Gerade als das Dorf schon nicht mehr in Sichtweite war, begannen die ersten Sonnenstrahlen auf die taufrische Erde zu funkeln. Die erste Zeit über war Kikyō ruhig gewesen und hatte keinen Ton von sich gegeben. Sie wusste auch gar nicht, über was sie hätte reden sollen. Einerseits wollte sie den Abschiedsschmerz für eine Weile in Ruhe für sich spüren und sich damit auseinandersetzen. Andererseits hatte die Stille etwas wunderbar Beruhigendes an sich, welche einzig und allein von der erwachenden Natur unterbrochen wurde.
 

Kaede hatte sich in der Zwischenzeit nicht noch einmal Schlafen gelegt, denn auch sie wurde vom Kummer des Abschieds geplagt. Da aber das gesamte Dorf noch zu schlafen schien, beschloss das Mädchen nach einiger Zeit des ruhigen Dasitzens, dass sie zumindest etwas Nützliches tun und dem verletzten Onigumo ein Frühstück, inklusive Arzneien für seine Wunden, bringen könnte.

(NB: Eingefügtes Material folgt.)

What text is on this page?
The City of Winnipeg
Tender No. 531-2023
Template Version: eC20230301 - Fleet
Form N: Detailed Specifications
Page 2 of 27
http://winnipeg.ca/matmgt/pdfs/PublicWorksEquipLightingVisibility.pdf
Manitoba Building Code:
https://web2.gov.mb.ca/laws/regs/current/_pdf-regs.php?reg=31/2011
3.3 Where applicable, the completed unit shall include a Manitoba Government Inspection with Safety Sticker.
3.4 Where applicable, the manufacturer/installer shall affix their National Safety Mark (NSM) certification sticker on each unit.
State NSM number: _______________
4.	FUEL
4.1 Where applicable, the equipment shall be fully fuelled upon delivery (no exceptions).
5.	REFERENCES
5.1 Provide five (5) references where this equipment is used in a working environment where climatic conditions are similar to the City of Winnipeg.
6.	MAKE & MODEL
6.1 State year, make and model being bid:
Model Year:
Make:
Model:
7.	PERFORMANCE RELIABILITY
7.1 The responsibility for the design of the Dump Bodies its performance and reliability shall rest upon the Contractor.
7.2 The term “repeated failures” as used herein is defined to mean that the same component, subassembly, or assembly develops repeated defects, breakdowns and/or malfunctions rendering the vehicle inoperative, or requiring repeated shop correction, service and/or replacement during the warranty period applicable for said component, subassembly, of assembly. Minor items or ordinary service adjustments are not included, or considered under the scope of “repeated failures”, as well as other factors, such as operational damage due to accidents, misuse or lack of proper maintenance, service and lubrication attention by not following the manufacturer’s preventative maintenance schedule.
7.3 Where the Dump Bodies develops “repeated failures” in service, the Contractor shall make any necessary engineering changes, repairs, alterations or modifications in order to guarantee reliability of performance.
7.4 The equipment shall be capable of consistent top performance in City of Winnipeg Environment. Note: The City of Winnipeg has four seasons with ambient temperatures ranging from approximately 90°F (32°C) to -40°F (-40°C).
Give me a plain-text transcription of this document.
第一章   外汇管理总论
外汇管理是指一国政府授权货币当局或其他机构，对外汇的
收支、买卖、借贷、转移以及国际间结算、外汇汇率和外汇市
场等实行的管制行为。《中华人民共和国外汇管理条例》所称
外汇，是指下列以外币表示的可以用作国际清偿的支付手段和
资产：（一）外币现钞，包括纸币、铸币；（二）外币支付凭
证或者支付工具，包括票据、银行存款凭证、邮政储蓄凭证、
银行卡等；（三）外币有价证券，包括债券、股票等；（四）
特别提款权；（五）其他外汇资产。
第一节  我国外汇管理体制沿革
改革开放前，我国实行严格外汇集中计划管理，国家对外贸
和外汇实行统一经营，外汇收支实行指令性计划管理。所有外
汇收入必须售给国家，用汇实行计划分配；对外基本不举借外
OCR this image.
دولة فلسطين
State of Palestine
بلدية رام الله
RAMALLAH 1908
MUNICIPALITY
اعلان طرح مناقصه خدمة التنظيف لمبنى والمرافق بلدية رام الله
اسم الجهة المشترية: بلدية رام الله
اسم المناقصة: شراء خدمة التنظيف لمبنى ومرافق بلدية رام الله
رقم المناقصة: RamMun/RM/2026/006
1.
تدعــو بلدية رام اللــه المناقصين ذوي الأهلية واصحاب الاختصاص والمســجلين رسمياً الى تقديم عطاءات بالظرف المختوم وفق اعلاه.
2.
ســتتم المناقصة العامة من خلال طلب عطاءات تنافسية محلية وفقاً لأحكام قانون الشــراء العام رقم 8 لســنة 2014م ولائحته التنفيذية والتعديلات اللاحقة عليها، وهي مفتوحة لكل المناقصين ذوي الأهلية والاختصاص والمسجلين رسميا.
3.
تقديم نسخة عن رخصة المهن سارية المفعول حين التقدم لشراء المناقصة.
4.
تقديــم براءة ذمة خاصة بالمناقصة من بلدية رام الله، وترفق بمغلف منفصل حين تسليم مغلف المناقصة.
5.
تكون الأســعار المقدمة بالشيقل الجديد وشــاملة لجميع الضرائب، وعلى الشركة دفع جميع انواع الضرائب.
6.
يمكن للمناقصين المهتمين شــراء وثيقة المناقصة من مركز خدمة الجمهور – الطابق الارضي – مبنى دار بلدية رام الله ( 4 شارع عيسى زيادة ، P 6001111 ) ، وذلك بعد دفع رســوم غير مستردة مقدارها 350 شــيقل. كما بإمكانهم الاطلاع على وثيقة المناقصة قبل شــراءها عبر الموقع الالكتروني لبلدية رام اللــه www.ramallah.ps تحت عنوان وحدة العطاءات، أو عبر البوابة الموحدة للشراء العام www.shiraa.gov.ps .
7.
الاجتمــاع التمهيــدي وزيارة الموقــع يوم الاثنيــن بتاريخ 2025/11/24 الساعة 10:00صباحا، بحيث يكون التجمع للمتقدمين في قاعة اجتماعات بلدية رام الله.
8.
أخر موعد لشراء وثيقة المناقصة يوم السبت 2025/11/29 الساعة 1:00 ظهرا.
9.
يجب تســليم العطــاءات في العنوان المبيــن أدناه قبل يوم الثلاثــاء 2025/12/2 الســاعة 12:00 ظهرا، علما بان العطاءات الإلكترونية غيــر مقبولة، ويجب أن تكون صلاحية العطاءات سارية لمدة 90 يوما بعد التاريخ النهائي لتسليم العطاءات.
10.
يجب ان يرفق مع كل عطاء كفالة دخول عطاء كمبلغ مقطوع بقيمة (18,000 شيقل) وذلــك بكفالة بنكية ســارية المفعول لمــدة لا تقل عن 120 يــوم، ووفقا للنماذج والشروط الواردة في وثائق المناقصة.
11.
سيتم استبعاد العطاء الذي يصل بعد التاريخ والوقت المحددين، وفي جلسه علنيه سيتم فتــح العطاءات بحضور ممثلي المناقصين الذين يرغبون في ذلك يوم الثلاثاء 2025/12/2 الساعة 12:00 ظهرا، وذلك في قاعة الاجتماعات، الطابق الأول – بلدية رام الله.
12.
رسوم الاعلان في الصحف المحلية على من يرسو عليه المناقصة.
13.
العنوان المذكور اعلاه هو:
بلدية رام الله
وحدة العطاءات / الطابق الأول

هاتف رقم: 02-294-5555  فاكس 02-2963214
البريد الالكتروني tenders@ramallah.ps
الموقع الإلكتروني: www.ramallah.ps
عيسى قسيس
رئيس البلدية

Gesagt, getan, wanderte die 10-Jährige zunächst zum Fluss, dann über eine Wiese, auf der sie ein paar wohltuende Kräuter sammelte. Anschließend führte sie ihr Weg zur Höhle, die der Dieb unfreiwillig behauste. „Guten Morgen!“, rief Kaede etwas unsicher hinein und setzte vorsichtig einen Fuß vor den anderen. Dieser Mann war ihr noch immer nicht ganz geheuer und seine Wunden hatten ihn dermaßen entstellt, dass es jedes Mal schmerzhaft war, ihn anzusehen. Zudem roch es sehr unangenehm, aber heute irgendwie fast irgendwie noch intensiver, befand Kaede und rümpfte angewidert die Nase, wobei sie das Gesicht zu einer angeekelten Grimasse verzog.
 

Ich bringe Essen und Arznei! Ich bin gleich da!“ Kaede musste sich wirklich überwinden, nicht wieder hinauszulaufen, um nach frischer Luft zu schnappen. Ihr wurde regelrecht übel bei dem modernden Gestank.

Doch... Niemand war mehr da. Nur noch die feine Mulde, die den Körperabdruck des Räubers andeutete. Mit großen Augen stand das Mädchen verwirrt da und verstand nicht. Plötzlich erkannte sie Schmauchspuren und mit einem Mal wurde der Braunhaarigen bewusst, dass auch hier ein Feuer gewütet haben musste. Vielleicht war der Geruch daher kaum erträglich für sie? Aber ... War es dann nicht noch fragwürdiger, weshalb einzig die Stelle des Räubers noch sichtbar war? Aus dem Nichts heraus durchzog sie jedoch plötzlich ein mehr als unangenehmes Gefühl. Mit einem Mal spürte sie einen eisigen Schauer über ihren Rücken laufen und – augenblicklich rannte sie instinktiv aus der Höhle. Etwas Schreckliches war passiert, auch wenn Kaede noch nicht verstand, was.